Nach zwei Jahren Coronapause hat Papst Franziskus am Freitagabend wieder die traditionelle Kreuzwegsandacht im Kolosseum von Rom geleitet. Zu der stimmungsvollen Prozession am Karfreitag, mit der an die Leidensstationen Jesu erinnert wurde, versammelten sich Zehntausende Gläubige vor dem antiken Amphitheater. Dabei wurde ein symbolisches Kreuz über 14 Stationen getragen. Eine als relativierend empfundene Versöhnungsgeste sorgte jedoch für Misstöne in der Ukraine.
Proteste aus der Ukraine
Zur 13. Kreuzwegstation ("Jesus stirbt am Kreuz") trugen eine ukrainische und eine russische Krankenpflegerin, die beide in Rom leben, das schlichte, schwarze Holzkreuz. Der römisch-katholische Bischof von Kiew, Witalij Krywyzkyj, meinte, dass diese Aktion "unverständlich und nicht zu akzeptieren sein könnte für jene, die unter dem Aggressor leiden". Ukrainische katholische Medien beschlossen, aus Protest den Kreuzweg aus Rom nicht live zu übertragen. Der Vatikan-Gesandte in der Ukraine, Visvaldas Kulbokas, sagte, dass es Versöhnung erst nach einem Stopp des Angriffs geben könne.

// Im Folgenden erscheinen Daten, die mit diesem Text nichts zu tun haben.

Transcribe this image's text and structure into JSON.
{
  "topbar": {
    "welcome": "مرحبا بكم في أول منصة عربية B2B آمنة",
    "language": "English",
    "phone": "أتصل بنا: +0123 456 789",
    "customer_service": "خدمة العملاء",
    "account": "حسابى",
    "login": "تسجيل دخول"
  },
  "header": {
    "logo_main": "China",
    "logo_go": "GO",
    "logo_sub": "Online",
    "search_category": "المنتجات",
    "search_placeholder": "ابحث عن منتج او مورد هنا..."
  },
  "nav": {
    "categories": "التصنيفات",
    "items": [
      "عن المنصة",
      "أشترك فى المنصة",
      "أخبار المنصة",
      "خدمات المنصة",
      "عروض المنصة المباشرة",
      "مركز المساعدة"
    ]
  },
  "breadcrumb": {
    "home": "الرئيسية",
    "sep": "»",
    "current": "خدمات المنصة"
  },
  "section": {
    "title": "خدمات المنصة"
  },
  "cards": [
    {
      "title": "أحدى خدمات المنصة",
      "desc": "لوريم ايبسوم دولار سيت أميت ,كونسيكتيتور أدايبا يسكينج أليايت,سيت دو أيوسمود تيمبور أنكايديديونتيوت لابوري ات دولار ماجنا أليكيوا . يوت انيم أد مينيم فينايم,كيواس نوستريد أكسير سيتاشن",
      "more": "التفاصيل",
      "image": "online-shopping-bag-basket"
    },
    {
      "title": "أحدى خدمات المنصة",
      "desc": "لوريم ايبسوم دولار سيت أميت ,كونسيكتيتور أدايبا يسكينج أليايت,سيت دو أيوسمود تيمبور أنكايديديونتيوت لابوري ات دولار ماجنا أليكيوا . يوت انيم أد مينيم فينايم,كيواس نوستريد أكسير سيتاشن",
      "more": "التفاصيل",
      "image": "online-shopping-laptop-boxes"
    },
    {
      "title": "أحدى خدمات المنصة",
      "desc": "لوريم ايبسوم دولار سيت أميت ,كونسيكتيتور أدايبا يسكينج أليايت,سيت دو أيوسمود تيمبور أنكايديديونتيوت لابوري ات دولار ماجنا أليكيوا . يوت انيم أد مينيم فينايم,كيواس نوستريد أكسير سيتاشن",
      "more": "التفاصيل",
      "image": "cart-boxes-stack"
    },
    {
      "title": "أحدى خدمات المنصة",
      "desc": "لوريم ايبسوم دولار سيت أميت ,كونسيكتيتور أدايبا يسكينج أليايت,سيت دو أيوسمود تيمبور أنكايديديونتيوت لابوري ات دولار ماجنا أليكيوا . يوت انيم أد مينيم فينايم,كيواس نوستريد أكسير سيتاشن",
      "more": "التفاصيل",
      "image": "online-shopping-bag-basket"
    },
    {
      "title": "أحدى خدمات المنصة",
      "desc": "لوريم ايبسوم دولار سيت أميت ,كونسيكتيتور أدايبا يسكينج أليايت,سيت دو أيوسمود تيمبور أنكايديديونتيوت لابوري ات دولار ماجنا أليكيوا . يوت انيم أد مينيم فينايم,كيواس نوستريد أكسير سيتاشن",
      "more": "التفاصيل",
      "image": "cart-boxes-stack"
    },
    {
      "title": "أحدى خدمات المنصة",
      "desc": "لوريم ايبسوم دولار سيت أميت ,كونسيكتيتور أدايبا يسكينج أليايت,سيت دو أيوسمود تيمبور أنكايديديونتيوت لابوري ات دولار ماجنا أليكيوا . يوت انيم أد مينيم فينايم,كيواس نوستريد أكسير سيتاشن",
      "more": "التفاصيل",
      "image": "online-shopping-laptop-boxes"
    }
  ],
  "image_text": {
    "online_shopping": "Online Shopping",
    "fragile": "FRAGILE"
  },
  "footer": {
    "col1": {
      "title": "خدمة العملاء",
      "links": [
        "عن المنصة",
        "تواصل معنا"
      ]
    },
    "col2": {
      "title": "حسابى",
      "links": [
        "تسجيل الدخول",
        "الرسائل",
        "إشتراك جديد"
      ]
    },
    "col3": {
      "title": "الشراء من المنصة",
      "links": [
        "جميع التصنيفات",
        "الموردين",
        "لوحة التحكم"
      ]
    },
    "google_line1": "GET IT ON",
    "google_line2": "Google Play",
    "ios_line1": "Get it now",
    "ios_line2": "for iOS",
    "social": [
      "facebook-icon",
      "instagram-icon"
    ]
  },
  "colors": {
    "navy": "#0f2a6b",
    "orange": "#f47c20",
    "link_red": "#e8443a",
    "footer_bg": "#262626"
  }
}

Der Papst betete vor dem antiken Amphitheater im Schein von unzähligen Kerzen und Fackeln. Er folgte der Zeremonie von einem Pavillon auf dem Palatin-Hügel aus. Viele Gläubige hatten stundenlang auf den Beginn der Zeremonie vor dem Kolosseum gewartet. Die traditionelle Zeremonie in Gedenken an den Leidensweg Jesu Christi vor 2000 Jahren, ein Höhepunkt im Osterprogramm, lief auf der sogenannten Via Crucis vor dem römischen Wahrzeichen ab. Der Papst nahm betend an der Feier teil, die als eine der schönsten Andachten im römischen Kirchenjahr gilt.
Papst Franziskus verfolgte die Meditationen an den 14 Stationen der "Via Crucis". Für jede der insgesamt Stationen hat in diesem Jahr je eine Familie eine Meditation vorbereitet. Die teilnehmenden Familien hatten unterschiedliche Schicksalsschläge erlitten haben, zudem eine mit Migrationshintergrund. Ein jungverheiratetes Ehepaar, eine Großfamilie mit fünf Kindern sowie ein Großelternpaar haben ebenfalls einen Text geschrieben. Die Meditationen für den Kreuzweg wechseln jährlich. Papst Franziskus und seine Vorgänger wählten in den vergangenen Jahrzehnten teils sehr unterschiedliche Autoren für die Stationen aus. Johannes Paul II. bat etwa einmal den Ökumenischen Patriarchen Bartholomaios I. um einen Text.
Vor dem Kreuzweg hatte der Papst am Karfreitag des Leidens und Sterbens Jesu gedacht. Nach Lesungen aus der Heiligen Schrift und den Großen Fürbitten stand die Verehrung des Kreuzes im Zentrum der Feier. Zu Beginn der Kreuzanbetung legte sich der von Knieschmerzen geplagte Franziskus nicht, wie es die Karfreitagliturgie vorschreibt, zu Füßen des Altars nieder, sondern verweilte einige Minuten lang betend. Zahlreiche Kardinäle und Bischöfe sowie beim Heiligen Stuhl akkreditierte Diplomaten nahmen an der Zeremonie teil. Die Predigt hielt der Kapuzinerpater Raniero Cantalamessa. Im Gedenken an den Tod Jesu gibt es in der katholischen Kirche am Karfreitag und Karsamstag keine Gottesdienste.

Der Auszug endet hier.